On Tuesday May 4, 2010, I had the opportunity to teach 135 Sangamon County, IL 4th grade students as well as 25 adults (teachers and parents) about bats. A Doctor of Chiropractic from Virden, IL, I've been an active member of Bat Conservation International (BCI) for nearly 20 years. I was blessed to be one of 35 speakers at this years’ annual Earth Stewardship Day event. This was an outdoor event put on by the IL EPA and held at the State Fairgrounds in Springfield, IL. All in all, I gave 6 separate talks with an average of 23 children per session.
I'm currently a member of the Montgomery County Toastmasters Club. I educated these 4th graders with my 25-minute presentation called “How to Become a Bat Ambassador”. I brought along 12 framed 8”x10” bat photos (from my own volunteer work with bats over the years) along with a small jar of bat guano from a big brown bat and a single chamber bat house.
The main points covered were how Big Brown Bats and Red Bats both help farmers by eating so many cucumber beetles and cut worm moths, and how Little Brown Bats help us all by eating so many mosquitoes, thus decreasing our risk of getting West Nile Virus. I then taught kids 4 ways to help out bats: 1) Never disturb bats in their natural habitat. 2) Put up a bat house to provide an artificial roost for bats. 3) Help bats by helping BCI through the Adopt-a-Bat program. 4) Share with other people about how bats are beneficial to us all!

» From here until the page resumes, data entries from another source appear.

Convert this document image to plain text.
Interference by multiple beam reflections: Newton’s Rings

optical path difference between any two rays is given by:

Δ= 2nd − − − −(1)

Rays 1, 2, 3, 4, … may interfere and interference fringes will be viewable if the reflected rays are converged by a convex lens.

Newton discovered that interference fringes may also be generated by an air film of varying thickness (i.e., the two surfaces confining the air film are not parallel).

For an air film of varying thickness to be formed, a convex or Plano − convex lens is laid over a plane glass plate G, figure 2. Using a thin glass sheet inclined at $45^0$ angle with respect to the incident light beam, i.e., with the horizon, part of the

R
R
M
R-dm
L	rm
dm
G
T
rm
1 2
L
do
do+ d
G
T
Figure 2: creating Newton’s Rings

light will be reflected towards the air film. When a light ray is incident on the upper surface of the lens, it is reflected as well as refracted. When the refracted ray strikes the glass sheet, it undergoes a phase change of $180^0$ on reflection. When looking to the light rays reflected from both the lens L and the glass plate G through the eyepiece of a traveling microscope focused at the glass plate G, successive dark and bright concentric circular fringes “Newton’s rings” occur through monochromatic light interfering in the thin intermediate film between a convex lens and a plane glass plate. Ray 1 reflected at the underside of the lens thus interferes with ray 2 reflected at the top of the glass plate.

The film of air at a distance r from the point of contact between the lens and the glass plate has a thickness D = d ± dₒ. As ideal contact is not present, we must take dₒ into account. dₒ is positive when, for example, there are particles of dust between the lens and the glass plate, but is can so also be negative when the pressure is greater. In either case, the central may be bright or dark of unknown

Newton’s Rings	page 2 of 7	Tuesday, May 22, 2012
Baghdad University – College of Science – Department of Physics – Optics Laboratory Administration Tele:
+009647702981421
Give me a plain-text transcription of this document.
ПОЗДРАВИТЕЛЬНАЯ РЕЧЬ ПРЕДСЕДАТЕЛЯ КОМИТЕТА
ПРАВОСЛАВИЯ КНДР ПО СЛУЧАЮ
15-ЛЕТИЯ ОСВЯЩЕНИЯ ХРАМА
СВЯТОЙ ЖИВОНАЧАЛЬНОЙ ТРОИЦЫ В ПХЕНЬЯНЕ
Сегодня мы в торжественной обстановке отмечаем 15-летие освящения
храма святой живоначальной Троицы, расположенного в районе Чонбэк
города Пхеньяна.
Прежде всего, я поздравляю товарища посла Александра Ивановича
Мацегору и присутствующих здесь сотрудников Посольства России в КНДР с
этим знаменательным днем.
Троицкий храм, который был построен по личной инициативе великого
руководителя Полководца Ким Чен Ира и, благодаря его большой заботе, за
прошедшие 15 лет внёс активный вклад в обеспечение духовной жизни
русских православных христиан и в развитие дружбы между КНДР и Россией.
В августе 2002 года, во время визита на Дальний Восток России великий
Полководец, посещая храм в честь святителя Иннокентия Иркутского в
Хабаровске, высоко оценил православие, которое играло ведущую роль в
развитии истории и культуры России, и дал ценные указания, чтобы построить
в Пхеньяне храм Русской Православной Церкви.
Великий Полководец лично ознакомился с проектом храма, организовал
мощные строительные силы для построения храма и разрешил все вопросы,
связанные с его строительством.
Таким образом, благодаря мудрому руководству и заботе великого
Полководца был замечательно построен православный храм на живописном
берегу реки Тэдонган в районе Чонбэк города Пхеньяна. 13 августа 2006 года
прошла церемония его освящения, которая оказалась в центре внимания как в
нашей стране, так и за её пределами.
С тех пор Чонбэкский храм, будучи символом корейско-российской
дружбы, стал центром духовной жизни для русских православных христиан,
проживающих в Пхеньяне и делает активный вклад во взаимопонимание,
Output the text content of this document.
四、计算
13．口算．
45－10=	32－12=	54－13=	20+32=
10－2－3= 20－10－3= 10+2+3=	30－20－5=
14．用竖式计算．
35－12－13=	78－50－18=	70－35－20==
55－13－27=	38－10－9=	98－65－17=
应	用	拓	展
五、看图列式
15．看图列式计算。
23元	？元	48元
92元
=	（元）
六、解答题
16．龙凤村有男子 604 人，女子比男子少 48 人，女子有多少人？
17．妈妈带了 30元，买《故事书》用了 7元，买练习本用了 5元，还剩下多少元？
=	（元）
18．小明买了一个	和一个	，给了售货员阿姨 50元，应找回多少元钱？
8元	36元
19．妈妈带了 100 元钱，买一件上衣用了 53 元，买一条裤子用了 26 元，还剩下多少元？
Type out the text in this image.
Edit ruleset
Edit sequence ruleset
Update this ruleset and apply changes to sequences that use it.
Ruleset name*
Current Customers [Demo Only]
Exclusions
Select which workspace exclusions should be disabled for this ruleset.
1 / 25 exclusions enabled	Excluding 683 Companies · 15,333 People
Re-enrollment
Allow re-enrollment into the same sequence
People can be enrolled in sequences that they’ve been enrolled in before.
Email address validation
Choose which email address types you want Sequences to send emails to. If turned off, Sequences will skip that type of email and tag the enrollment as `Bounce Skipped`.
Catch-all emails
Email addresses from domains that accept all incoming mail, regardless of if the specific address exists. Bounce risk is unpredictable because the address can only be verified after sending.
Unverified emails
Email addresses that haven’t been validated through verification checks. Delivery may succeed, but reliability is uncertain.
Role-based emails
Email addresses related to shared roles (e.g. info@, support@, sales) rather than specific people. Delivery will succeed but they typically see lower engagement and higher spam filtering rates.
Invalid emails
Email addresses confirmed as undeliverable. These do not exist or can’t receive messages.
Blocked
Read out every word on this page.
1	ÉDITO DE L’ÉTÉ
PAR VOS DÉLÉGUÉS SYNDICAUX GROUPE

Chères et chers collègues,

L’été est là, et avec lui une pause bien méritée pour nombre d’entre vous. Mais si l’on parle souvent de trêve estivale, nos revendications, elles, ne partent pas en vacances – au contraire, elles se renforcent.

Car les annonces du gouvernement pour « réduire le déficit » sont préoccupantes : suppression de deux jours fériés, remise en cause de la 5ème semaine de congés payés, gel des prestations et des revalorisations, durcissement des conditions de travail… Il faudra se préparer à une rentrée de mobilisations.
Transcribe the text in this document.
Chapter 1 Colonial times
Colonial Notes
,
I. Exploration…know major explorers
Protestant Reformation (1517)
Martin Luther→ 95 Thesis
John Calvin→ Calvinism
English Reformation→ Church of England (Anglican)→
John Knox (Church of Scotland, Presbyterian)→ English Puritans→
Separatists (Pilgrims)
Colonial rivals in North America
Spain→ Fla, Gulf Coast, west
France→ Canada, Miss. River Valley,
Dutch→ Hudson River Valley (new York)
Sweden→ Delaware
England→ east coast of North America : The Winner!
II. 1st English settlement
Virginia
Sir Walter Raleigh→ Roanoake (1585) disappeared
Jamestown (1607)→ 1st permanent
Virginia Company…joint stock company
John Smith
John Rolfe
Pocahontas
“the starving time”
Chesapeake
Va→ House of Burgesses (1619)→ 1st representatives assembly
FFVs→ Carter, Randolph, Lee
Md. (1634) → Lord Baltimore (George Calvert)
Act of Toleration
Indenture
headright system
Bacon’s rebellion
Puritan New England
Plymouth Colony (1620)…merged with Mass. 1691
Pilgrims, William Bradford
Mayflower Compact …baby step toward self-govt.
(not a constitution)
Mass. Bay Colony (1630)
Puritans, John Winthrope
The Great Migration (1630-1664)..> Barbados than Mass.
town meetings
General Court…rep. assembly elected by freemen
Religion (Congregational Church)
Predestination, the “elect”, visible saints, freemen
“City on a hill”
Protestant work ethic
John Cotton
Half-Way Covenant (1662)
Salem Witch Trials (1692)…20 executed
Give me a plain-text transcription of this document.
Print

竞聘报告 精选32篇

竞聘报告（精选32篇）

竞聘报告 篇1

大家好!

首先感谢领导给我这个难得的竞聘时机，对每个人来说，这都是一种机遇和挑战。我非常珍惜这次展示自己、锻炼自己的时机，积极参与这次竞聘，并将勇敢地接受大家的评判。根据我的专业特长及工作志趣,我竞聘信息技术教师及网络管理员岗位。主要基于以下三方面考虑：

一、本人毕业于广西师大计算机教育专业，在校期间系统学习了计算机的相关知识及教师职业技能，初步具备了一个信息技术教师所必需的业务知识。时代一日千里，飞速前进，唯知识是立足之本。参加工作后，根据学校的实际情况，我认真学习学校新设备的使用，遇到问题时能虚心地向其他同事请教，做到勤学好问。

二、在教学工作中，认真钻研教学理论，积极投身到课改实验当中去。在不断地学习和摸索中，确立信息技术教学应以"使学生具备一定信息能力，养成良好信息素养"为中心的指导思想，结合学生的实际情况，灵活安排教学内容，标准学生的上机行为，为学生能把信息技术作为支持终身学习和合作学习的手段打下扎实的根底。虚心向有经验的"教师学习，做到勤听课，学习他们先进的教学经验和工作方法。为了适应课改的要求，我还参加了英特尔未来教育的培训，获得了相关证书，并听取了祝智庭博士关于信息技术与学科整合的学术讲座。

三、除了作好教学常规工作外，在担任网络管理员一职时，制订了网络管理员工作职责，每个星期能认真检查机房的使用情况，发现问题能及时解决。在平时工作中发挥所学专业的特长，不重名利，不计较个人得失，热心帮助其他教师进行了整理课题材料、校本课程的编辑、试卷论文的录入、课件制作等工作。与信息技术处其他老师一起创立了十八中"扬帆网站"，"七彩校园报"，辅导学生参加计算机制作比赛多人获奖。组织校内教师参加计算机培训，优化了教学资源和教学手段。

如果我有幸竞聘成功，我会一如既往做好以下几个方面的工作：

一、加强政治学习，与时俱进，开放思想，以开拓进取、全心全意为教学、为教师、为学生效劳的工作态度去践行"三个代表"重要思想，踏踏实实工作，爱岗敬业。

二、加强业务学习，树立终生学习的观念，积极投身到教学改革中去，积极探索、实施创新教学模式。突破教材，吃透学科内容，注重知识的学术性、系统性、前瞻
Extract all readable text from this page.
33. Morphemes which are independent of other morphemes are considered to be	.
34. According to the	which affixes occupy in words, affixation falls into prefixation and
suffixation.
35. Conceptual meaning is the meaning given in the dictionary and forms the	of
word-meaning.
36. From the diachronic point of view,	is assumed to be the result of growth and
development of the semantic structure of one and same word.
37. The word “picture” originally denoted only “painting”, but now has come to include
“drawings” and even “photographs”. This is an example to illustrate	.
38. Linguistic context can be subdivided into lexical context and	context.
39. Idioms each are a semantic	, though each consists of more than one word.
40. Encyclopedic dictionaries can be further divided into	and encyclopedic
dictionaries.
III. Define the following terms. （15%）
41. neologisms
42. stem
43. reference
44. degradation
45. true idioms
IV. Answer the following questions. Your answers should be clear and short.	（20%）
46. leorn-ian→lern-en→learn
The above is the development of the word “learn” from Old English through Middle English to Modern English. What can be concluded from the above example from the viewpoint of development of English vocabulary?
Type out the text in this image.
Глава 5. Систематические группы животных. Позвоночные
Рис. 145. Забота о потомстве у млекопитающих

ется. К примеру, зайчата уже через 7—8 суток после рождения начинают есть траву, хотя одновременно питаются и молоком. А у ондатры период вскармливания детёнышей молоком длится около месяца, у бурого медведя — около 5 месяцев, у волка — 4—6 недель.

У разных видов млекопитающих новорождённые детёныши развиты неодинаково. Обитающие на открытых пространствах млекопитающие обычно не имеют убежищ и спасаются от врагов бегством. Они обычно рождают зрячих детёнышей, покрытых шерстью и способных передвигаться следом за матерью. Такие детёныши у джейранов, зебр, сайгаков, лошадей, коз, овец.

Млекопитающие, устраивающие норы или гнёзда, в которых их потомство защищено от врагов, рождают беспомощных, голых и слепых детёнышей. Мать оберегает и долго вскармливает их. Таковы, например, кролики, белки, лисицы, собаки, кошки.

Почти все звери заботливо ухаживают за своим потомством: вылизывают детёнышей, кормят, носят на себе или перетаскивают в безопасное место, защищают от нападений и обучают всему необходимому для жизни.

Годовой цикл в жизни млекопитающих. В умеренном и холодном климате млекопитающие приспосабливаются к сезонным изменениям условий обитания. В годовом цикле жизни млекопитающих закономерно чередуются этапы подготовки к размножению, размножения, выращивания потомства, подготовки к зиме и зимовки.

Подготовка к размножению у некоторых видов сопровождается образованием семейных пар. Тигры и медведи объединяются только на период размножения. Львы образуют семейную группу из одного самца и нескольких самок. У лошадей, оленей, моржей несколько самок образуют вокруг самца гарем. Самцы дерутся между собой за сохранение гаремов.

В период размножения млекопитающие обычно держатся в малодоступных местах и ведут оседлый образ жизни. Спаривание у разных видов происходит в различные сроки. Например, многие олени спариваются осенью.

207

The kids really enjoyed the bat photos. They especially liked the story that went along with the picture of Trouble, the big brown bat. A man from Springfield found ‘Trouble’ on his shower curtain one morning. Most boys said that wouldn’t scare them, while most girls said it would surely frighten them! And the boys were really fascinated with the jar of bat guano, while the girls thought it was gross!.
While I enjoy speaking to audiences of all ages, children are our planet’s future ambassadors. A little bit of education at an early age can go a long way toward changing preconceived negative attitudes about these extremely important and highly beneficial flying mammals. The unfortunate truth is that with White Nose Syndrome now in our neighboring state, Missouri, when these kids grow up, there might not even be any bats left in IL. We all need to act now to save our bats!
I also left bat rings, bat tattoos as well as ‘Important Bat Fact’ cards for every Sangamon County 4th grader that I educated.